Input and output targets
The results for both input and output targets for the two models are shown in Figure 2. Frontier countries are not shown because these countries, by definition, assume the value of 1.
Fig.2 Input and output targets (2014)
In the case of the input model, the input efficiency score is 0.579 for Tunisia. This shows that inputs reduced to 57.9% of their current level while holding life expectancy constant. This would be 42.1% reduction in inputs, while this would be more than 55% in the case of Kuwait and Saudi Arabia, and, to a lesser extent, Libya. The UAE has to reduce its inputs by only 0.8%.
On average, inefficient countries may reduce their inputs by 38.7%. Retzlaff-Roberts et al (2004) find that the reduction in inputs in OECD countries is 21% on average.
In the case of the output model, the output efficiency score is 0.980 for Tunisia, using a weighted average of Morocco, Lebanon and Bahrain as the frontier composite. This means that Tunisia can potentially increase its life expectancy to 98% without increasing input consumption. This would allow a 2% increase in life expectancy.
The most important and potential improvements concern Iraq and Libya (roughly 8%). For Algeria, Tunisia and Syria, the potential improvement is between 1.3 and 2.7% and only 0.6% for Oman. Retzlaff-Roberts et al (2004) show that the improvement in output is 2.1 years on average for the OECD countries
Determinants of health efficiency
Cross-country analysis of efficiency strongly confirms that healthcare systems have evolved in response to a host of economic, social and institutional backgrounds (Dhaoui, 2019). Indeed, healthcare systems are subject to many issues, especially in relation to financing, inclusiveness, geographical factors or governance.
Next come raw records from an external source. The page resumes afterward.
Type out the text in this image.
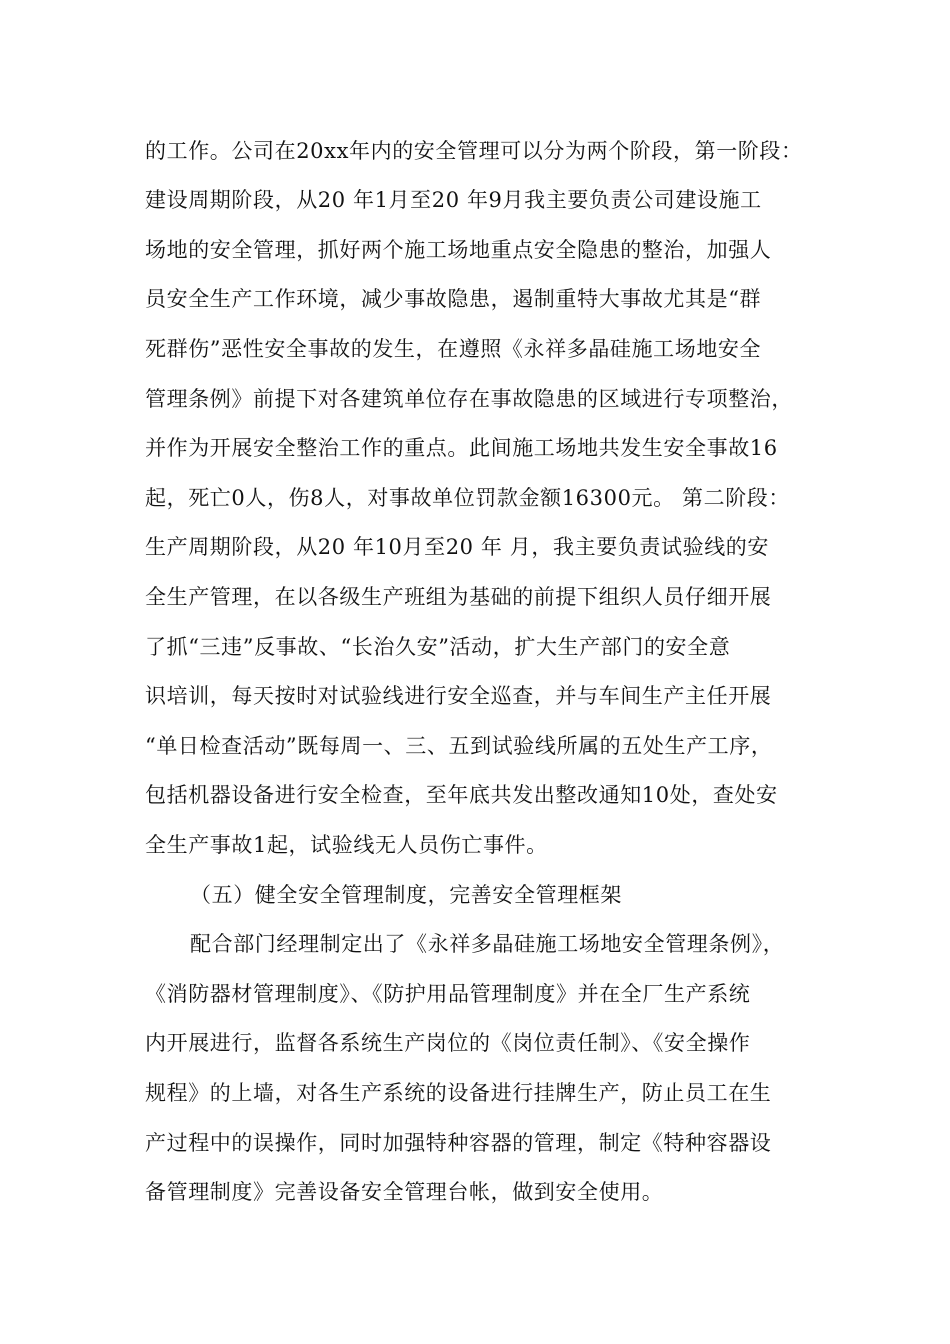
的工作。公司在20xx年内的安全管理可以分为两个阶段，第一阶段：
建设周期阶段，从20 年1月至20 年9月我主要负责公司建设施工
场地的安全管理，抓好两个施工场地重点安全隐患的整治，加强人
员安全生产工作环境，减少事故隐患，遏制重特大事故尤其是“群
死群伤”恶性安全事故的发生，在遵照《永祥多晶硅施工场地安全
管理条例》前提下对各建筑单位存在事故隐患的区域进行专项整治，
并作为开展安全整治工作的重点。此间施工场地共发生安全事故16
起，死亡0人，伤8人，对事故单位罚款金额16300元。 第二阶段：
生产周期阶段，从20 年10月至20 年 月，我主要负责试验线的安
全生产管理，在以各级生产班组为基础的前提下组织人员仔细开展
了抓“三违”反事故、“长治久安”活动，扩大生产部门的安全意
识培训，每天按时对试验线进行安全巡查，并与车间生产主任开展
“单日检查活动”既每周一、三、五到试验线所属的五处生产工序，
包括机器设备进行安全检查，至年底共发出整改通知10处，查处安
全生产事故1起，试验线无人员伤亡事件。
（五）健全安全管理制度，完善安全管理框架
配合部门经理制定出了《永祥多晶硅施工场地安全管理条例》，
《消防器材管理制度》、《防护用品管理制度》并在全厂生产系统
内开展进行，监督各系统生产岗位的《岗位责任制》、《安全操作
规程》的上墙，对各生产系统的设备进行挂牌生产，防止员工在生
产过程中的误操作，同时加强特种容器的管理，制定《特种容器设
备管理制度》完善设备安全管理台帐，做到安全使用。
The results show a negative impact of public health expenditure as a percentage of government expenditure on efficiency. We argue that this relationship should be taken with caution and it would be important to examine it case-by-case.
The results also reveal positive effects of population density, adult literacy, control of corruption and private health expenditure as a percentage of GDP on indicators of efficiency.
Deloitte (2016) ‘Global Health Care Outlook: Battling costs while improving care’.
Dhaoui, I (2019) ‘Achieving Sustainable Development Goals in MENA countries: An Analytical and Econometric Approach’.
Heller, P (2005) ‘Who Will Pay? Coping with aging societies, climate change and other long-term fiscal challenges’, IMF.
Martić, MM, MS Novaković and A Baggia (2009) ‘Data Envelopment Analysis: Basic models and their utilization’, Organizacija 42(2): 37-43.
OECD (2014) ‘Geographic Variations in Health Care: What do we know and what can be done to improve health system performance?’, OECD Health Policy Studies.
Retzlaff-Roberts, D, CF Chang and RM Rubin (2004) ‘Technical Efficiency in the Use of Health Care Resources: A comparison of OECD’, Health Policy 69: 55-72.